Sequence and structural comparisons of tyrosine sulfation sites in evasins and chemokine receptors. (A) Aligned partial sequences of the N-terminal regions of selected evasins (Top) and human CC chemokine receptors (Bottom). Alignment is based on the structural overlay of chemokine ligands in structures of evasin-1 bound to CCL3 and CCR5 bound to 5P7-CCL5 (D). Potentially sulfated tyrosine residues are in red bold type. (B–D) Partial structure of evasin-1 (residues 1–39 shown as red ribbons, with the first disulfide in yellow) bound to CCL3 (wheat ribbons, disulfides as sticks) (25) overlayed with (B) the structure of a CCR5-derived doubly sulfated peptide (CCR5 S-pep, green) bound to CCL5 (gray) (48), (C) the structure of a CCR3-derived doubly sulfated peptide (CCR3 S-pep, magenta) bound to CCL11 (gray) (47), and (D) the structure of CCR5 (transmembrane helices TM1 and TM7 shown as blue ribbons, with the connecting disulfide in yellow) bound to 5P7-CCL5 (gray) (25, 46).
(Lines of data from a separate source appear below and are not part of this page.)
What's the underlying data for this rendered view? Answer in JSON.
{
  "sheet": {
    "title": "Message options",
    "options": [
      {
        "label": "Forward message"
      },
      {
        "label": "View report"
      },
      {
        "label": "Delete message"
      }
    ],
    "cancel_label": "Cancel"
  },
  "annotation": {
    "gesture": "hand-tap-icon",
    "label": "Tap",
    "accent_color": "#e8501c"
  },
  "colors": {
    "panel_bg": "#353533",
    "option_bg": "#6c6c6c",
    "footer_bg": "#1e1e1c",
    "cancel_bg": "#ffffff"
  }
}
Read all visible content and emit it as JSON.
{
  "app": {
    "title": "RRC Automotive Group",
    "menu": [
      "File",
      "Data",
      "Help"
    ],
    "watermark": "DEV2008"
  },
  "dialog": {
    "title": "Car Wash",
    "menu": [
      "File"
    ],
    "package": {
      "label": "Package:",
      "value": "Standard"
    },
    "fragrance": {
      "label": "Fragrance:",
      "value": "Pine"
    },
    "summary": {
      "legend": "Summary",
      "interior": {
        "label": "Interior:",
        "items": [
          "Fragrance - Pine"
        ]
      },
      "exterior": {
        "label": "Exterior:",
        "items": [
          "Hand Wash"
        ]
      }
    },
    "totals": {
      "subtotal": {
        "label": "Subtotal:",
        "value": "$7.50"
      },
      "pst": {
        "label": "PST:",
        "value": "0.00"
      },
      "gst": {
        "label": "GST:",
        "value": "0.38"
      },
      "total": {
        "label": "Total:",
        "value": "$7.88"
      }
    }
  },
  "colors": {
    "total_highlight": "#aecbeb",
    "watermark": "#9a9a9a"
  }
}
The dashed blue line indicates the N-terminal region of CCR5, which is not defined in the crystal structure. Numbered arrows indicate the known or likely positions of Tyr sulfation. The structural overlays are based on chemokine sequence alignments extending from the CC motif to end of the C-terminal α-helix. Disordered regions of chemokines and peptides are omitted for clarity.

Materials and Methods

Full details for peptide synthesis, bacterial and mammalian protein expression, ligation and refolding reactions, proteomics, and chemokine-binding and chemokine-inhibition assays of ACA-01 variants can be found in SI Appendix.

Data Availability.

HPLC chromatograms and ESI and matrix-assisted laser desorption/ionization time-of-flight mass spectra for synthetic (sulfo)peptides 6–9, expressed ACA-01 protein fragment 5 and semisynthetic ACA-01 (sulfo)proteins 11–14 (unfolded) and 1–4 (folded) can be found in SI Appendix. One- and two-dimensional NMR characterization data for (sulfo)peptides 6–9 are also included in SI Appendix. RAW MS data have been deposited at the ProteomeXchange Consortium (http://proteomecentral.proteomexchange.org) via the PRIDE partner repository with the dataset identifier PXD016778. RAW data were analyzed using Byonic (Protein Metrics) and the search output has also been uploaded to the ProteomeXchange Consortium under the same identifier. All chemokine-binding and chemokine inhibition data can be found in SI Appendix.